Шульман. На эту тему можно было бы устроить дополнительную дискуссию, но сейчас это не наша тема.
Баунов. Я имею в виду не Германию, если что. А да, действительно, мы живём. Мы живём, да. В общем, я решил вернуться к этому тексту, и обнаружил, что он чертовски своевременная книжка. Может быть, и не такая великая, как величайшие романы.
Шульман. А длинное это произведение?
Баунов. Нет, оно совершенно не длинное. Оно вообще-то читается за сутки человеком, который даже не имеет навыков беглого чтения. Но наш подход будет противоположным. Это называется медленное чтение. Знаете, фастфуду в современном мире противопоставляют слоу-фуд. Фастфуд – это то, что делают американцы на ланч, а слоу-фуд – это то, что делает француз. Это, соответственно, когда вы приходите, как со мной случилось однажды в Лионе, в французский ресторан днем и говорите, что, знаете, у меня через 40 минут поезд, удастся ли мне перекусить.
Шульман. Знаете, это то, что вы слышите почти всегда во французском ресторане. Slow food по-французски подразумевает, что к вам просто никто не подходит. А после того, как вы привлекли внимание обслуживающего персонала какими-то унизительными жестами, у вас берут заказ и опять исчезают. Поэтому вот эта медленность, она, в общем, я бы сказала, встроена во французские обычаи. Но мы сейчас не об этом.
Баунов. Это важно, потому что медленность делает французов встроенными, потому что когда вы...
Шульман. А посетителей злыми?
Баунов. Да, посетителей злыми, если их посетители, собственно, не находятся в темпе медленного переваривания, медленного чтения и медленного усвоения добычи. Кстати, одна из тем этой книги – это медленное или быстрое усвоение добычи. Потому что книга посвящена, собственно, на мой взгляд, поведению силовых служб, номенклатуры и вообще руководству авторитарных режимов, диктатур, автократии в отношении с собственными гражданами.
Шульман. А можете изложить сюжет? Я уже поняла, что книга про кроликов и удавов.
Баунов. Я не могу и не хочу излагать всю фабулу наперёд.
Шульман. Неужели мы будем бояться спойлеров, как дети?

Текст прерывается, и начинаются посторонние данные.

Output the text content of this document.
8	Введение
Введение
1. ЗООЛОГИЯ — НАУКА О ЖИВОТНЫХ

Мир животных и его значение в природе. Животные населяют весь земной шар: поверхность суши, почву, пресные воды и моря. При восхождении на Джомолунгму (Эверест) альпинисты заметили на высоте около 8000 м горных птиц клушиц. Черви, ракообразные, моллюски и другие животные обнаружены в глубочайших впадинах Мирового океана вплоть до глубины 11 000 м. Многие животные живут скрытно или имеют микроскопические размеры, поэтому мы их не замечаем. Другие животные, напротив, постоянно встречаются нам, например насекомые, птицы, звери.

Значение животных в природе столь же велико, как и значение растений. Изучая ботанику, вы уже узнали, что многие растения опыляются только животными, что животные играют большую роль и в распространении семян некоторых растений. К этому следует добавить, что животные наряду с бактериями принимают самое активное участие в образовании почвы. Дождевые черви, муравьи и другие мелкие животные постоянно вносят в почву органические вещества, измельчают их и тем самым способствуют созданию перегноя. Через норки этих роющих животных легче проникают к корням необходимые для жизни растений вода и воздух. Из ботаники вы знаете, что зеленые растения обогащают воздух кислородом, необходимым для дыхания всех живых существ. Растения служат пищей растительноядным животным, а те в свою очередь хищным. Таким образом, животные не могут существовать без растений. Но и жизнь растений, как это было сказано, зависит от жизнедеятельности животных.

Баунов. Да, потому что будем. Потому что мы занимаемся медленным перевариванием. Это то, что мы делали, кстати говоря, когда читали античные тексты с моими любимыми одногруппниками, однокурсниками, поскольку античная литература грамматически и, так сказать, по бэкграунду столь сложна, что чтение по неволе получается медленным, а когда читаешь медленно, лучше читать вдвоем, втроем. Вот ты собираешься, возникает такой кружок, но только не вокруг Маркса, а, например, вокруг Сиенеки или там Платона и так далее. Значит, что происходит? Есть некий мир, лес, неважно, и в нем есть, как вы совершенно справедливо заметили, кролики и удавы. Удавы поедают кроликов, они их перед этим гипнотизируют. И, собственно, гипноз удавами кроликов является тем методом, которым удав подчиняет кроликов в том периметре, в том обществе, которое они между собой делят.
Шульман. Это то есть как в книге Джунгли, правильно? Там тоже есть удав, только он гипнотизировал обезьян.

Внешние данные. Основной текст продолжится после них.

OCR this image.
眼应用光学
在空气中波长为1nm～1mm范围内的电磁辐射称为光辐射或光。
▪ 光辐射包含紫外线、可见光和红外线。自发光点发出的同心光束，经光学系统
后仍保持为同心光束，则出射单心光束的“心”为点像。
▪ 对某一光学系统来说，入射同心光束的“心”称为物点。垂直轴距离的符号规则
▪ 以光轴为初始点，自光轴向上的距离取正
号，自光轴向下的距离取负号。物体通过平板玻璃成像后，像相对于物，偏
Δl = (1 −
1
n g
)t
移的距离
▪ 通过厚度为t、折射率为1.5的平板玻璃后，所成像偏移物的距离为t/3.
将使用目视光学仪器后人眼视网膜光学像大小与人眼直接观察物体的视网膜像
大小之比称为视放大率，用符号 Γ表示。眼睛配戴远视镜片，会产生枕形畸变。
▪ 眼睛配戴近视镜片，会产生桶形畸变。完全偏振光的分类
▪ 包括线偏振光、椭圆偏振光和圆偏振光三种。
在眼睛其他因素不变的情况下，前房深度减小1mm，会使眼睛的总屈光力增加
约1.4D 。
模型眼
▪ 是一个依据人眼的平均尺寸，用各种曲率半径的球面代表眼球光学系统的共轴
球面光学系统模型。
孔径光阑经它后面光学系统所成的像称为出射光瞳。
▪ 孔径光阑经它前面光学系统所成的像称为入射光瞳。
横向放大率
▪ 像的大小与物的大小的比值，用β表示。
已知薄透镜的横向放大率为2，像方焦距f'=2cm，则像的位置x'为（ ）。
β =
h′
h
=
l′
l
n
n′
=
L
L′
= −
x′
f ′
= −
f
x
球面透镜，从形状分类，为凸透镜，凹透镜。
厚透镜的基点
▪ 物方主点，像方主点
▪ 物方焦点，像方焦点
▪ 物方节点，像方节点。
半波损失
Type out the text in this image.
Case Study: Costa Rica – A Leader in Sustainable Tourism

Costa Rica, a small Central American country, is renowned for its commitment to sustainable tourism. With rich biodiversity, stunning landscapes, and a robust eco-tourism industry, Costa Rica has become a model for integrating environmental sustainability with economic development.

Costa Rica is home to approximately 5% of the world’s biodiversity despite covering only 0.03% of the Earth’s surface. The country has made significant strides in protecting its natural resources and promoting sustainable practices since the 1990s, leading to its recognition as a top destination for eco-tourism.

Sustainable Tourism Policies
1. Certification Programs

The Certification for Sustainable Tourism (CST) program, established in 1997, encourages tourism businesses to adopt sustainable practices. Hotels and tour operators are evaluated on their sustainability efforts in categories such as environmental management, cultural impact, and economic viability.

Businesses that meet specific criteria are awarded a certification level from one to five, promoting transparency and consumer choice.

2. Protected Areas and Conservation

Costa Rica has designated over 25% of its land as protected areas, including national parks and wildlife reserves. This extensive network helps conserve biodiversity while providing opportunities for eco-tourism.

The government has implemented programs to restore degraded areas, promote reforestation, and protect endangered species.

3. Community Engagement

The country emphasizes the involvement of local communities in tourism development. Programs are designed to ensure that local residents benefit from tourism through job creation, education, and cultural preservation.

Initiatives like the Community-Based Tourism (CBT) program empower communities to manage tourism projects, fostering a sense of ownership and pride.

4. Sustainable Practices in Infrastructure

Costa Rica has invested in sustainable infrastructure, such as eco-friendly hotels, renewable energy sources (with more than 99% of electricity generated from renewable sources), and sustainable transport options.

Баунов. И вот два удава. С этого начинается, собственно, книга. Сидят на холме.
Шульман. Удавы могут сидеть.
Баунов. Ну, они лежат на холме.
Шульман. Возлежат.
Баунов. Возлежат на холме, как два античных философа, и рассуждают, почему юный удав, молодой удав спрашивает старого одноглазого удава, почему кролики не убегают, когда удавы собираются глотать, потому что в обычной жизни кролики, собственно, довольно быстро бегают. На что старый косой удав отвечает. что мы их гипнотизируем. И это довольно интересное, на мой взгляд, наблюдение по поводу взаимодействия с одной стороны, например, спецслужб и граждан внутри автократии, а с другой вообще автократии как целого в отношении к своим гражданам.

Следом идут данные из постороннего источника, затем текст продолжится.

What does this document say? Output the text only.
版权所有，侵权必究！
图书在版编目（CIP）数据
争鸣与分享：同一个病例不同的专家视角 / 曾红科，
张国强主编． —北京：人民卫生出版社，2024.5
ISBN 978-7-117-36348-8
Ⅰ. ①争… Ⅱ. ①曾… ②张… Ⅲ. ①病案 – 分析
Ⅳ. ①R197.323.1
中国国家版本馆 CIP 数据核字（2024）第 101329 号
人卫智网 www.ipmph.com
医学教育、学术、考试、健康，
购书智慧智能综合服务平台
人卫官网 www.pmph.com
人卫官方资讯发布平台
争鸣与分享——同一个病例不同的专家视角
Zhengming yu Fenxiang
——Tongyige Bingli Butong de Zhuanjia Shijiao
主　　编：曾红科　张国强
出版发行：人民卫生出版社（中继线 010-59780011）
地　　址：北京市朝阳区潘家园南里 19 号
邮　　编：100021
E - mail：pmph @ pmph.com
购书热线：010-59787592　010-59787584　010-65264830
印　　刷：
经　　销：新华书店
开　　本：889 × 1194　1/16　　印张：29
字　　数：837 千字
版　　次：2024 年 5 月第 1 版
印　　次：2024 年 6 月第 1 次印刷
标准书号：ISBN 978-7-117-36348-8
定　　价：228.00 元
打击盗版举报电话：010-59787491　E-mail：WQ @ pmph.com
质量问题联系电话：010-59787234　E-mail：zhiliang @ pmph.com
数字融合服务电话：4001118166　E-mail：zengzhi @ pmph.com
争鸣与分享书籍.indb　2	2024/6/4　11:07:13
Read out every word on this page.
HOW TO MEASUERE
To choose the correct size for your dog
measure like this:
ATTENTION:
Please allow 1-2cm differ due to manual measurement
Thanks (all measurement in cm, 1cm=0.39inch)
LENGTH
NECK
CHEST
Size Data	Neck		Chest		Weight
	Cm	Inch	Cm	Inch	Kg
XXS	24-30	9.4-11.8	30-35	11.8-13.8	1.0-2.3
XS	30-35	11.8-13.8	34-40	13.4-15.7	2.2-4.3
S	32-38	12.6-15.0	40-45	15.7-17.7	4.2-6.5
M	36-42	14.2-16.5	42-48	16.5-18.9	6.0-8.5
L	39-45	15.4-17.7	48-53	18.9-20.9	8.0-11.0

Шульман. Чтобы быть загипнотизированным. Кролику надо посмотреть на удало. Требует прямого контакта?
Баунов. Скорее удаву надо посмотреть на кролика. Кролик должен попасть в поле зрения удава, после чего он перестает шевелиться. И там делается оговорка, что в тот момент удавы еще не душили кроликов, а их гипнотизировали. Я считаю, что это некая метафора мягкого и жесткого воздействия на граждан.
Шульман. Ага, то есть сначала они накидывались на них и душили их, а потом глотали, а потом они... Скорее наоборот.
Баунов. Глотали, а потом душили? Сначала они их вообще не душили.
Шульман. А что делали? Гипнотизировали и проглатывали?
Баунов. Они их гипнотизировали и проглатывали. Или, как говорит Искандер, обрабатывали. Потому что переваривание гражданина кролика должно быть прикрыто какой-то благородной метафорой. Вы не можете напрямую сообщить гражданину кролику, что его поедают. Или обсуждать в таких неблагородных словах. Они их обрабатывают.
Шульман. У меня тогда вот такой вопрос. Вопрос у меня есть. Скажите, пожалуйста, что побуждает кроликов к сожительству с удавами? Почему они не убегут и не поселятся в каком-нибудь более безопасном месте?
Баунов. Больше того, что побуждает кроликов действительно не убегать от удавов?
Шульман. В момент гипноза уже понятно, это сила гипноза. А вот до того. Они знают об этой, так сказать, динамике, они же видят, что их ближние подвергаются обрабатыванию.
Баунов. Они по правилам игры, то есть по правилам мира, установленной этой книгой, как бы живут в одном обществе. При этом у них немножко разные социумы, потому что мы узнаем, что у кроликов есть свой король, у него есть своя автократия, но на начальном этапе книга выглядит так, как будто бы есть вот некие силовики или некая диктатура, это удавы, и есть обычные граждане, которыми они питаются. Это кролики. Но иногда, и потом эта метафора станет все более ясной, видно, что речь идет не только о силовиках как сословии, то есть удавов можно принять как силовое сословие в целом, но и действительно весь режим в отношении со своими жертвами. Например, вот этот старый косой удав говорит, что кролик, на которого смотрят в достаточно близком расстоянии, не должен шевелиться. А почему не должен, спрашивает молодой удав, ведь он, я чувствую часто, как он шевелится у меня в животе. В животе можно, согласился косой пожилой удав, только если он шевелится в нужном направлении. Соответственно, тут мы получаем... Давайте попробуем обсудить, может быть, вот эту замечательную строчку.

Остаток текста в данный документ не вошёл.